After Iraqi Kurds held an independence referendum last month, the government in Baghdad — which deemed the vote unconstitutional — sent in troops. It wasn't the first time Kurds have pushed toward independence, only to be beaten.

Why it matters: It's likely not the last time, either. The complicated history behind the regional struggle spans across decades and borders, and Kurdish support for independence are coming to a head, not just in Iraq, but in neighboring countries as well.

Spread between four states

The 1923 Treaty of Lausanne left the Kurdish population split between states.

  • There are over 2 million Kurds in Syria, 5 million in Iraq, 5 million in Iran, and 18 million in Turkey, per The Economist.
  • Between 1991 and 2003, the U.S., Turkey, and Iran pressured Iraqi Kurds to cease calls for independence, fearing the interest would spread throughout the region and cause political chaos.

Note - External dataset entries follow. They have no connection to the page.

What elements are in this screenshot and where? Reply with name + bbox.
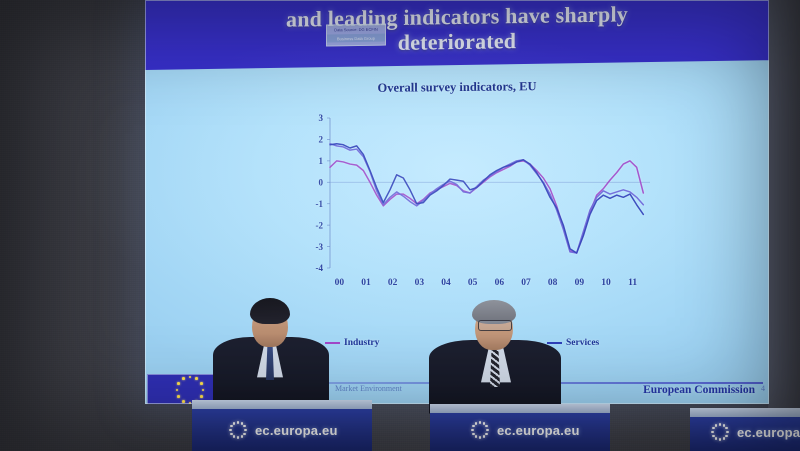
podium-left-url: ec.europa.eu	[255, 423, 338, 438]
svg-text:0: 0	[319, 177, 324, 187]
podium-center-top	[430, 404, 610, 413]
speaker-left-hair	[250, 298, 290, 324]
speaker-right	[425, 300, 565, 412]
svg-text:03: 03	[415, 278, 425, 288]
slide-footer-left: Market Environment	[335, 384, 402, 393]
svg-text:-1: -1	[316, 199, 324, 209]
slide-title: and leading indicators have sharply dete…	[145, 0, 769, 59]
survey-indicators-chart: 3210-1-2-3-4000102030405060708091011	[300, 108, 660, 308]
badge-line-1: Data Source: DG ECFIN	[327, 25, 385, 34]
svg-text:3: 3	[319, 113, 324, 123]
eu-logo-icon	[228, 420, 248, 440]
svg-text:09: 09	[575, 278, 585, 288]
svg-text:00: 00	[335, 278, 345, 288]
svg-text:04: 04	[441, 278, 451, 288]
podium-center: ec.europa.eu	[430, 404, 610, 451]
svg-text:1: 1	[319, 156, 324, 166]
svg-text:08: 08	[548, 278, 558, 288]
eu-logo-icon	[470, 420, 490, 440]
podium-left-top	[192, 400, 372, 409]
svg-text:07: 07	[521, 278, 531, 288]
legend-label: Industry	[344, 338, 379, 348]
podium-center-url: ec.europa.eu	[497, 423, 580, 438]
speaker-left	[205, 295, 335, 410]
svg-text:05: 05	[468, 278, 478, 288]
svg-text:-3: -3	[316, 242, 324, 252]
svg-text:11: 11	[628, 278, 637, 288]
eu-logo-icon	[710, 422, 730, 442]
svg-text:-4: -4	[316, 263, 324, 273]
svg-text:06: 06	[495, 278, 505, 288]
podium-right-brand: ec.europa.eu	[710, 422, 800, 442]
podium-right-url: ec.europa.eu	[737, 425, 800, 440]
legend-label: Services	[566, 338, 599, 348]
podium-right: ec.europa.eu	[690, 408, 800, 451]
badge-line-2: Business Data Group	[327, 34, 385, 43]
svg-text:01: 01	[361, 278, 371, 288]
slide-source-badge: Data Source: DG ECFIN Business Data Grou…	[326, 24, 386, 47]
speaker-right-tie	[490, 347, 500, 387]
svg-text:-2: -2	[316, 220, 324, 230]
slide-number: 4	[761, 384, 765, 393]
svg-text:2: 2	[319, 135, 324, 145]
speaker-right-glasses	[478, 320, 512, 331]
wall-right-panel	[768, 0, 800, 451]
slide-footer-right: European Commission	[643, 384, 755, 396]
podium-center-brand: ec.europa.eu	[470, 420, 580, 440]
press-conference-scene: and leading indicators have sharply dete…	[0, 0, 800, 451]
podium-right-top	[690, 408, 800, 417]
podium-left-brand: ec.europa.eu	[228, 420, 338, 440]
chart-svg: 3210-1-2-3-4000102030405060708091011	[300, 108, 660, 308]
podium-left: ec.europa.eu	[192, 400, 372, 451]
svg-text:10: 10	[601, 278, 611, 288]
svg-text:02: 02	[388, 278, 398, 288]
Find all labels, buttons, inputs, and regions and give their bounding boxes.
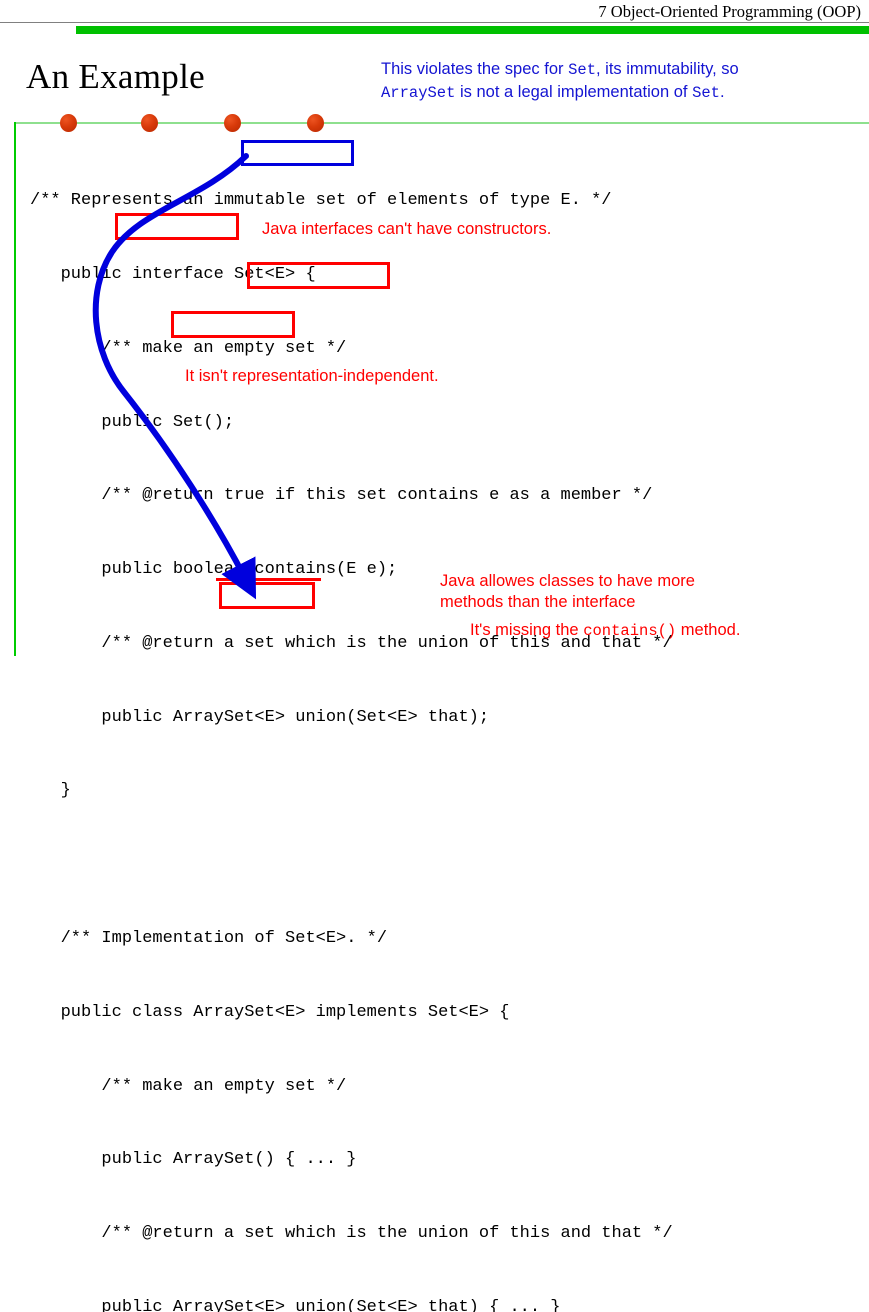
code-line: } xyxy=(30,779,673,804)
page-title: An Example xyxy=(26,57,205,97)
blue-annotation-line-1: This violates the spec for Set, its immu… xyxy=(381,58,861,81)
blue-text-2: , its immutability, so xyxy=(596,60,739,78)
code-line: public ArraySet() { ... } xyxy=(30,1148,673,1173)
decoration-vertical-line xyxy=(14,122,16,656)
bullet-dot-2 xyxy=(141,114,158,132)
blue-code-set-1: Set xyxy=(568,61,596,79)
blue-code-set-2: Set xyxy=(692,84,720,102)
slide: 7 Object-Oriented Programming (OOP) An E… xyxy=(0,0,869,656)
blue-code-arrayset: ArraySet xyxy=(381,84,455,102)
code-line: public class ArraySet<E> implements Set<… xyxy=(30,1001,673,1026)
blue-text-4: . xyxy=(720,83,725,101)
bullet-dot-3 xyxy=(224,114,241,132)
code-line: /** @return true if this set contains e … xyxy=(30,484,673,509)
red-annotation-more-methods: Java allowes classes to have more method… xyxy=(440,571,695,613)
blue-text-1: This violates the spec for xyxy=(381,60,568,78)
code-line: public ArraySet<E> union(Set<E> that); xyxy=(30,706,673,731)
blue-annotation-spec-violation: This violates the spec for Set, its immu… xyxy=(381,58,861,104)
code-line: /** Implementation of Set<E>. */ xyxy=(30,927,673,952)
code-line: /** make an empty set */ xyxy=(30,337,673,362)
red-annotation-more-methods-line2: methods than the interface xyxy=(440,592,695,613)
underline-this-set xyxy=(216,578,321,581)
red-annotation-more-methods-line1: Java allowes classes to have more xyxy=(440,571,695,592)
red-missing-code: contains() xyxy=(583,622,676,640)
code-line: /** Represents an immutable set of eleme… xyxy=(30,189,673,214)
red-missing-suffix: method. xyxy=(676,621,740,639)
code-block: /** Represents an immutable set of eleme… xyxy=(30,140,673,1312)
code-line: public interface Set<E> { xyxy=(30,263,673,288)
bullet-dot-1 xyxy=(60,114,77,132)
bullet-dot-4 xyxy=(307,114,324,132)
red-annotation-constructors: Java interfaces can't have constructors. xyxy=(262,219,551,240)
red-annotation-missing-contains: It's missing the contains() method. xyxy=(470,620,740,642)
code-line: /** @return a set which is the union of … xyxy=(30,1222,673,1247)
header-green-bar xyxy=(76,26,869,34)
blue-text-3: is not a legal implementation of xyxy=(455,83,692,101)
blue-annotation-line-2: ArraySet is not a legal implementation o… xyxy=(381,81,861,104)
code-line: public Set(); xyxy=(30,411,673,436)
header-divider-rule xyxy=(0,22,869,23)
red-annotation-representation: It isn't representation-independent. xyxy=(185,366,439,387)
code-line xyxy=(30,853,673,878)
code-line: /** make an empty set */ xyxy=(30,1075,673,1100)
code-line: public ArraySet<E> union(Set<E> that) { … xyxy=(30,1296,673,1312)
red-missing-prefix: It's missing the xyxy=(470,621,583,639)
slide-header-title: 7 Object-Oriented Programming (OOP) xyxy=(598,2,861,22)
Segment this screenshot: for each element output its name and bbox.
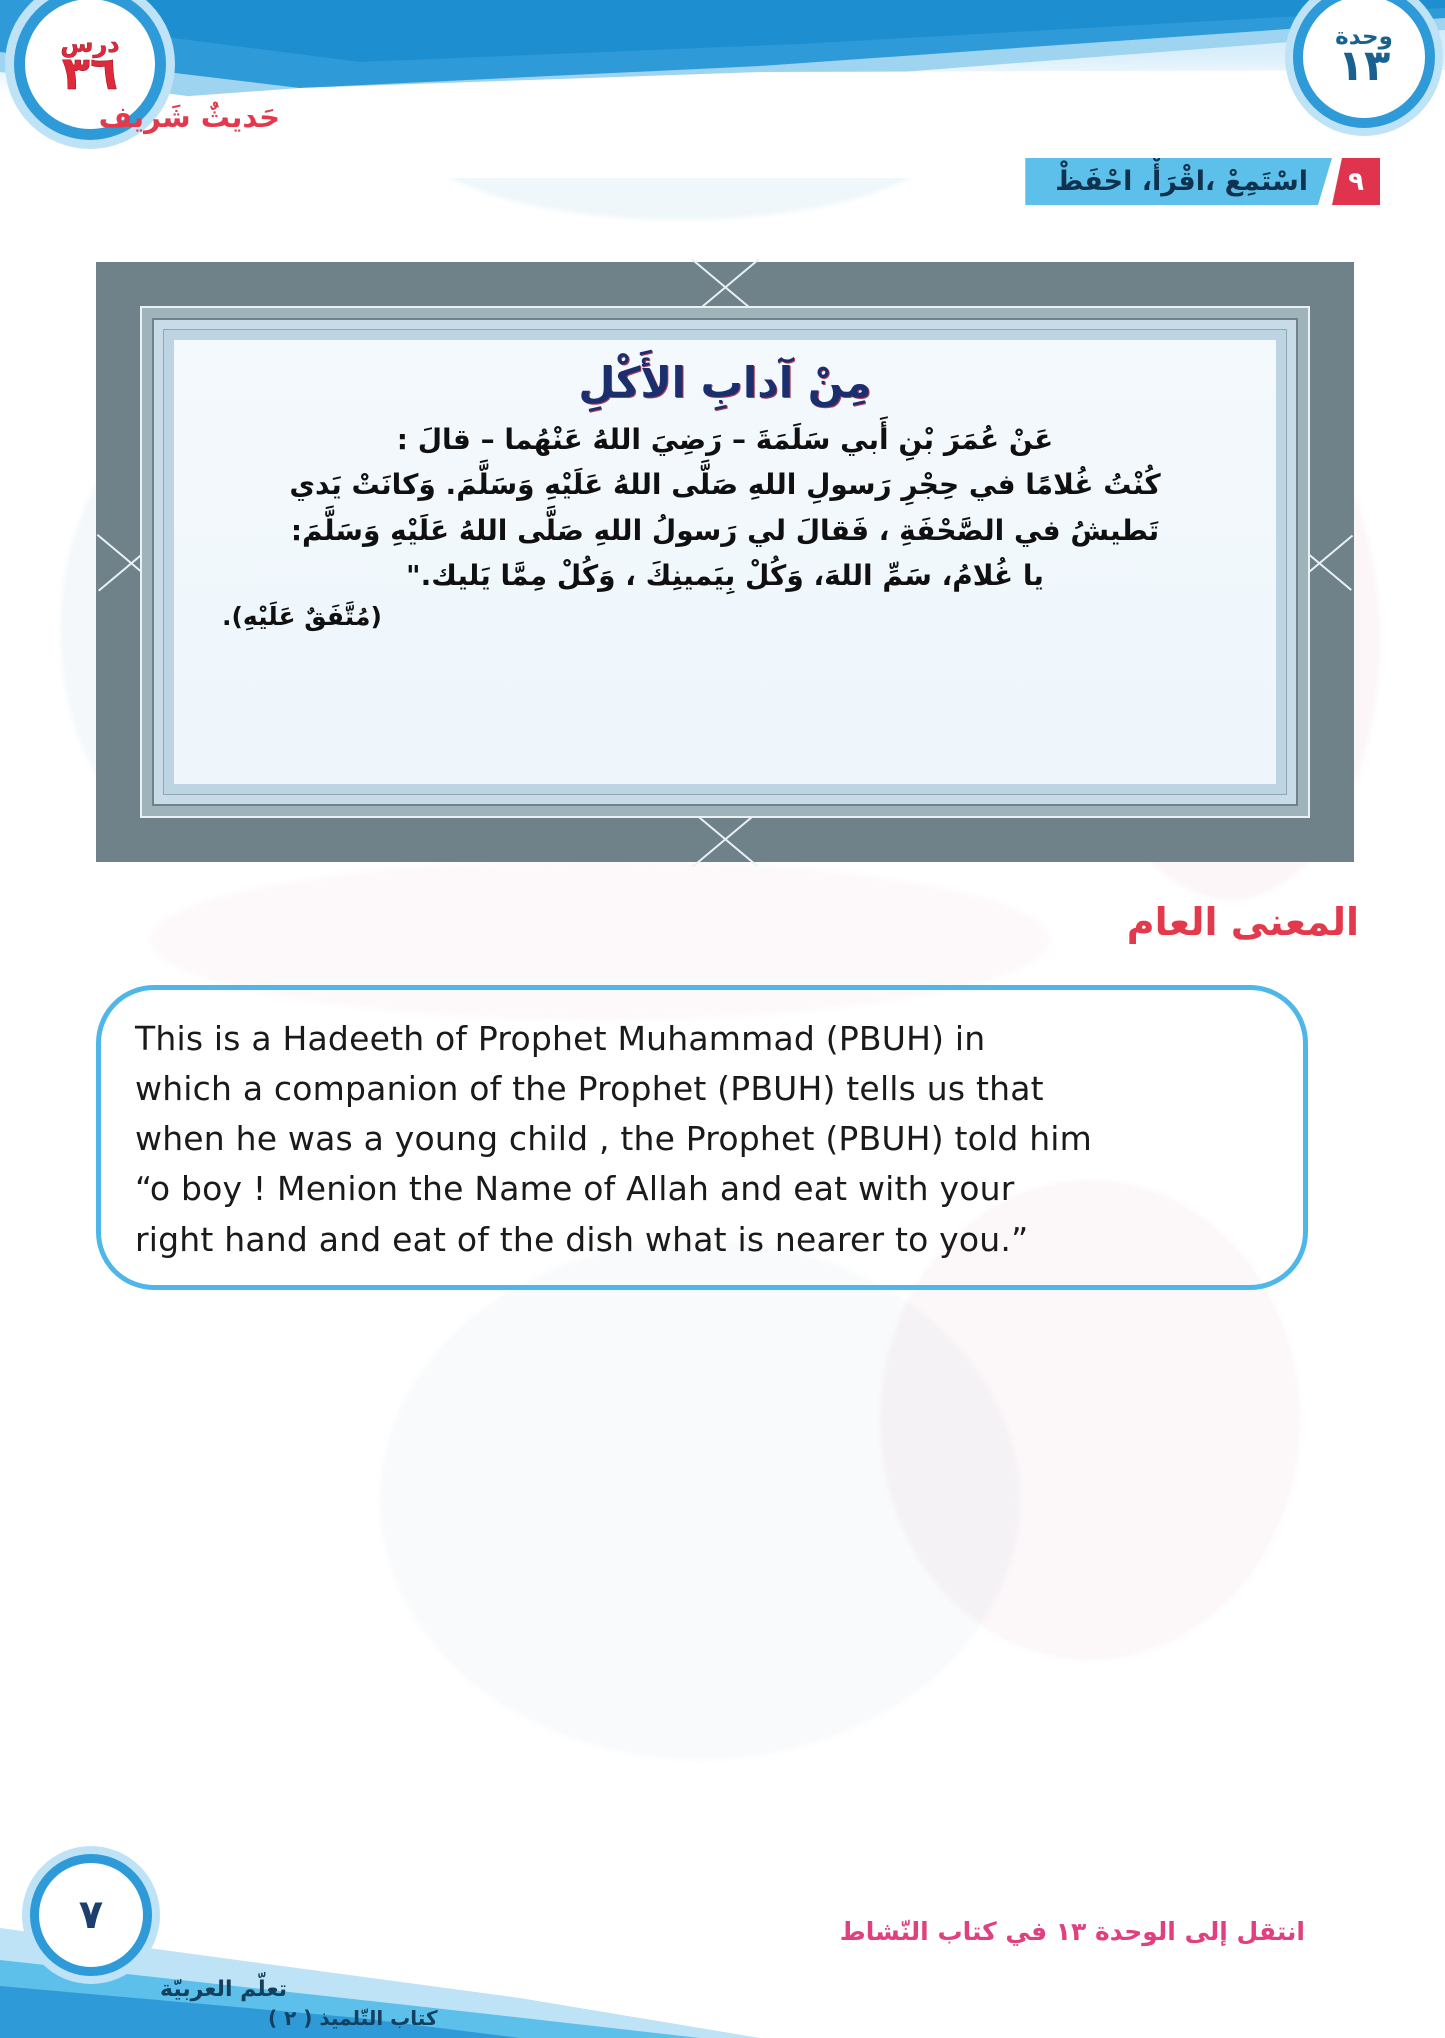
english-meaning-line: when he was a young child , the Prophet …: [135, 1114, 1265, 1164]
hadith-line: يا غُلامُ، سَمِّ اللهَ، وَكُلْ بِيَمينِك…: [210, 553, 1240, 598]
page-number-badge: ٧: [30, 1854, 152, 1976]
english-meaning-box: This is a Hadeeth of Prophet Muhammad (P…: [96, 985, 1308, 1290]
page-header: درس ٣٦ وحدة ١٣ حَديثٌ شَريف: [0, 0, 1445, 178]
hadith-line: عَنْ عُمَرَ بْنِ أَبي سَلَمَةَ – رَضِيَ …: [210, 417, 1240, 462]
general-meaning-heading: المعنى العام: [1127, 900, 1359, 944]
lesson-badge-number: ٣٦: [62, 52, 118, 95]
english-meaning-line: This is a Hadeeth of Prophet Muhammad (P…: [135, 1014, 1265, 1064]
hadith-paper: مِنْ آدابِ الأَكْلِ عَنْ عُمَرَ بْنِ أَب…: [174, 340, 1276, 784]
hadith-title: مِنْ آدابِ الأَكْلِ: [174, 358, 1276, 407]
page-footer: ٧ تعلّم العربيّة كتاب التّلميذ ( ٢ ) انت…: [0, 1848, 1445, 2038]
english-meaning-line: “o boy ! Menion the Name of Allah and ea…: [135, 1164, 1265, 1214]
exercise-banner: ٩ اسْتَمِعْ ،اقْرَأْ، احْفَظْ: [1025, 158, 1380, 205]
exercise-number-tab: ٩: [1332, 158, 1380, 205]
hadith-line: كُنْتُ غُلامًا في حِجْرِ رَسولِ اللهِ صَ…: [210, 462, 1240, 507]
footer-book-title: كتاب التّلميذ ( ٢ ): [268, 2006, 438, 2030]
hadith-line: تَطيشُ في الصَّحْفَةِ ، فَقالَ لي رَسولُ…: [210, 508, 1240, 553]
english-meaning-line: right hand and eat of the dish what is n…: [135, 1215, 1265, 1265]
frame-x-decoration-bottom: [692, 810, 758, 866]
frame-inset-three: مِنْ آدابِ الأَكْلِ عَنْ عُمَرَ بْنِ أَب…: [163, 329, 1287, 795]
frame-inset-one: مِنْ آدابِ الأَكْلِ عَنْ عُمَرَ بْنِ أَب…: [140, 306, 1310, 818]
hadith-frame: مِنْ آدابِ الأَكْلِ عَنْ عُمَرَ بْنِ أَب…: [96, 262, 1354, 862]
english-meaning-line: which a companion of the Prophet (PBUH) …: [135, 1064, 1265, 1114]
exercise-label: اسْتَمِعْ ،اقْرَأْ، احْفَظْ: [1025, 158, 1332, 205]
header-subtitle: حَديثٌ شَريف: [99, 100, 280, 134]
hadith-source: (مُتَّفَقٌ عَلَيْهِ).: [174, 598, 1276, 631]
footer-brand: تعلّم العربيّة: [160, 1977, 287, 2002]
frame-outer-border: مِنْ آدابِ الأَكْلِ عَنْ عُمَرَ بْنِ أَب…: [96, 262, 1354, 862]
footer-activity-note: انتقل إلى الوحدة ١٣ في كتاب النّشاط: [840, 1917, 1305, 1946]
hadith-body: عَنْ عُمَرَ بْنِ أَبي سَلَمَةَ – رَضِيَ …: [174, 417, 1276, 598]
frame-inset-two: مِنْ آدابِ الأَكْلِ عَنْ عُمَرَ بْنِ أَب…: [152, 318, 1298, 806]
unit-badge-number: ١٣: [1338, 46, 1391, 86]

Even now…
  • Turkey fears such cascading disruption and has battled its own Kurdish population (in particular the PKK, which it regards as a terrorist organization) for decades.
  • Although Iran condemned Iraqi Kurds' referendum, its Kurdish population celebrated in the streets, and calls for independence are growing there.
  • Syria, too, rejected the independence vote in Iraq, and has opposed its own Kurdish population's moves towards independence, which bubbled up in 2011.
  • Although the U.S. opposed last month's referendum, it played a large role in getting Kurdish status recognized in the Iraqi constitution in the early 2000s. The U.S. draws a line at independence though, in part because it depends on Iraq and Turkey in the anti-ISIS fight.
An Iraqi Kurdistan now?

Iraqi Kurdistan operates has operated semi-autonomously from Iraq's central government, with its own military, government, and foreign policy — it's the closest thing to a Kurdish state in recent decades. That status came as a result of the 2003 U.S. invasion, which toppled Saddam Hussein (who had previously committed genocide against Iraqi's Kurds). The new government formalized the Kurdish semi-autonomous government.

  • Clashes since the independence vote this fall: Following the referendum, Prime Minister Haidar al-Abadi said sending in troops to Kirkuk, a region Kurds have held since 2014, was necessary to "protect the unity" of the country. Instead of statehood, the Kurds got a conflict with the potential to erupt into civil war. U.S. Colonel Ryan Dillon said Friday the Kurds and Iraqis had almost reached a cease-fire deal.
  • The latest: There's a 24-hour pause in fighting, ordered by Prime Minister Haidar al-Abadi, per Bloomberg.
The stops and starts for independence
  • After the Treaty of Lausanne, an independent Kurdish state was established in Iran, which survived for 2 years with Soviet support.
  • Iraq jailed Kurdish nationalists in the 1940s.
  • The first Kurdish-Iraqi war erupted in 1961 and lasted until 1970, with the Kurdish Peshmerga soldiers receiving support from Iran. This conflict ended in an agreement that allowed Kurds de facto autonomy and recognized Kurdish as an official language.
  • But the agreement fell apart over disputes about territorial ownership of oil-rich Kirkuk, and Iran didn't aid the Kurds due to a deal with Iraq.
  • Between 1968-1989 Iraq forcibly evacuated Kurds to settlements in the north.
  • In 1988, Saddam responded to an uprising with executions and poison gas attacks.
  • In 1991, the Kurds rose up again, and Saddam put them down again. International coalition forces intervened to provide safe havens for the Kurds, and the Kurds set up a government with de facto autonomy.
  • The 2003 U.S. invasion toppled Saddam and led to Kurdistan receiving recognition as a federal entity.
  • As Iraqi forces fell to ISIS in 2014, Kurds seized oil-rich Kirkuk, which is technically outside of its borders.